Proving that range(T) $\cap$ ker(T)={0} for a linear transformation T: V $\rightarrow$ V

Question

My question is related to this other question:V is a n-dimensional vector space and $T : V \rightarrow V$ is a LT s.t $rank(T) = rank(T^2)$. Prove that $range(T)\cap ker(T) = \{\mathbb{0}\}$. I solved it in a different way and i would like to know if my reasoning is correct.

My demonstration:

Since V is both the domain and codomain of T, T is an isomorphism. This means that T is inyective and surjective at the same time.

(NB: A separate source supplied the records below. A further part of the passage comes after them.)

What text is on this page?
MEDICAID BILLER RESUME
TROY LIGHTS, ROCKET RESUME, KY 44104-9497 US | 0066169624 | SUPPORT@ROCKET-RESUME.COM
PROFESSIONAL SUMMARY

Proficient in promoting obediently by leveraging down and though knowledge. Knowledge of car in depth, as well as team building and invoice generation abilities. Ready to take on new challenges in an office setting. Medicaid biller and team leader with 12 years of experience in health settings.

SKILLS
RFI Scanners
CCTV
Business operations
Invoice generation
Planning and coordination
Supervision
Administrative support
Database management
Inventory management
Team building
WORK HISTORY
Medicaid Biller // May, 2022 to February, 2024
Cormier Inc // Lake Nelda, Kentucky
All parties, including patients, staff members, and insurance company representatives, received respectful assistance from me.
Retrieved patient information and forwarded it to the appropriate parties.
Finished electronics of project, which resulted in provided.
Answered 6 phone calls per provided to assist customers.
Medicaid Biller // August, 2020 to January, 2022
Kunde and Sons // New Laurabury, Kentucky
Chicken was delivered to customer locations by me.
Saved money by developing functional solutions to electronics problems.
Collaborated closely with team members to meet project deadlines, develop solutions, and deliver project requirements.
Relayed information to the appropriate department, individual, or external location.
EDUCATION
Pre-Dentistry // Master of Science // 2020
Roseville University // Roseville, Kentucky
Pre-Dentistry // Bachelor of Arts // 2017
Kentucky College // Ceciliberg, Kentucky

Given that T is inyective we have that ker(T)={0}. Since range(T) is a vector space, it must contain the vector 0. Here we conclude that range(T) $\cap$ ker(T)={0}.

Answer 1

consider rank-nullity theorem for linear maps $T:V \rightarrow V$ and $T^2 : V \rightarrow V$: $$ rank(T) + nul(T) = dim(V) \\ rank(T^2) + nul(T^2) = dim(V) $$ since $rank(T)=rank(T^2)$ ,then $dim(ker(T))=dim(ker(T^2))$. we know that $ker(T) \subset ker(T^2)$ because : $$ x \in ker(T) \rightarrow Tx=0 \rightarrow T^2 x= T0=0 \rightarrow x \in ker(T^2) $$ and kernel of a linear transformation is a linear subspace of $V$; therefore $$ker(T)=ker(T^2). \tag{*}$$ now let's prove the statement, we want to show if $x \in range(T) \cap ker(T)$ then $x=0$. so assume $x \in range(T) \cap ker(T)$. since $x\in range(T)$ then there exit a $y \in V$ s.t $Ty=x$. and since $x \in ker(T)$ then $Tx=T^2y=0$. so $y\in ker(T^2)=ker(T)$(*). by last result we get $x=Ty=0$. $\square$

Answer 2

The key is to first prove that if $x\in R(T)$ then $x = Tx$. Then find the value of $x\in R(T)\cap N(T)$.

Since $T=T^2$ it follows that if $x\in R(T)$ then $x = T\xi = T^2\xi = Tx$. Thus if $x\in N(T)\cap R(T)$ then $0 = Tx = x \implies N(T)\cap R(T)=\{0\}$.